Magnetically Separable Rh-0/Co3O4 Nanocatalyst Provides over a Million Turnovers in Hydrogen Release from Ammonia Borane


Akbayrak S., Tonbul Y., ÖZKAR S.

ACS SUSTAINABLE CHEMISTRY & ENGINEERING, vol.8, no.10, pp.4216-4224, 2020 (SCI-Expanded) identifier identifier

  • Publication Type: Article / Article
  • Volume: 8 Issue: 10
  • Publication Date: 2020
  • Doi Number: 10.1021/acssuschemeng.9b07402
  • Journal Name: ACS SUSTAINABLE CHEMISTRY & ENGINEERING
  • Journal Indexes: Science Citation Index Expanded (SCI-EXPANDED), Scopus, CAB Abstracts, Compendex
  • Page Numbers: pp.4216-4224
  • Keywords: rhodium nanoparticles, cobalt(II,III) oxide, hydrolysis of ammonia borane, hydrogen release, catalysis, COATED COBALT FERRITE, METAL NANOCLUSTER FORMATION, REUSABLE CATALYST, HYDROLYTIC DEHYDROGENATION, RHODIUM NANOPARTICLES, CONTINUOUS NUCLEATION, SUPPORTED RHODIUM, STORAGE MATERIALS, GENERATION, EVOLUTION
  • Middle East Technical University Affiliated: Yes

Abstract

Cobalt(II,III) oxide nanopowders are used as supporting materials for rhodium(0) nanoparticles forming Rh-0/Co3O4 nanocatalysts, which can be prepared by impregnation and sodium borohydride reduction of Rh3+ ions on the surface of the oxide support.
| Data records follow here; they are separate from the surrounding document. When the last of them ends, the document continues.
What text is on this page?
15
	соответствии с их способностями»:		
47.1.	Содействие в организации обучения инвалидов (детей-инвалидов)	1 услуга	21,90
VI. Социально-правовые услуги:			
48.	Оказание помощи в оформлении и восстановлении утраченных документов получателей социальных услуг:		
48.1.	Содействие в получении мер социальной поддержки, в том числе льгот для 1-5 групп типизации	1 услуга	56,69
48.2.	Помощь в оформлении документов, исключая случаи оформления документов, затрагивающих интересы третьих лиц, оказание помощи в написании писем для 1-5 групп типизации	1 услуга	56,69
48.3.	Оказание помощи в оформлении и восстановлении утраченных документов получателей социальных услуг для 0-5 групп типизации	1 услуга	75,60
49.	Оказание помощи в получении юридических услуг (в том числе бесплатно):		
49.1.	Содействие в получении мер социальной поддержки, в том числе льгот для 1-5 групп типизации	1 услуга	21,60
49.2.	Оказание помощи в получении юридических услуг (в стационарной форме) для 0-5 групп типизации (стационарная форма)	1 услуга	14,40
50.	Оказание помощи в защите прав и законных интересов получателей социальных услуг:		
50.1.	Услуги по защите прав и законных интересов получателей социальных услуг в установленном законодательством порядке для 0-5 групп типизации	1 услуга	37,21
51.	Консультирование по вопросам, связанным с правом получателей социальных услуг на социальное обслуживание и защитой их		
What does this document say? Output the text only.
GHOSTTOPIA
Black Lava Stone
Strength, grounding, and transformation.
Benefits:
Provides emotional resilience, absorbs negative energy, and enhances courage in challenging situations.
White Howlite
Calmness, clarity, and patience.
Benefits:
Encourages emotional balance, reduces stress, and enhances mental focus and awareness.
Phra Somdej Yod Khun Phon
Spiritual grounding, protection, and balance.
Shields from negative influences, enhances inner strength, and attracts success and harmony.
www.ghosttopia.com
Magnetically separable Rh-0/Co3O4 nanoparticles are isolated from the reaction medium by an external magnet and characterized using various analytical techniques. Rh-0/Co3O4 nanoparticles are highly active and reusable catalysts with a long lifetime in hydrolytic dehydrogenation of ammonia borane (AB) at room temperature. Rh-0/Co3O4 nanoparticles with 0.5% wt Rh loading provide a turnover frequency of 1800 min(-1) and a total of 1.02 x 10(6) turnovers for H-2 evolution from the hydrolysis of AB at 25.0 +/- 0.1 degrees C. This turnover frequency is the second best value ever reported for the hydrolysis of AB, and the total turnover number of over a million is a record lifetime ever reported. Magnetically separable rhodium(0) nanoparticles are expectedly highly reusable catalysts and preserve their initial activity after the fifth run of hydrolysis. We also report the results of our study on the catalytic activity of Co3O4 nanopowders for the same dehydrogenation reaction.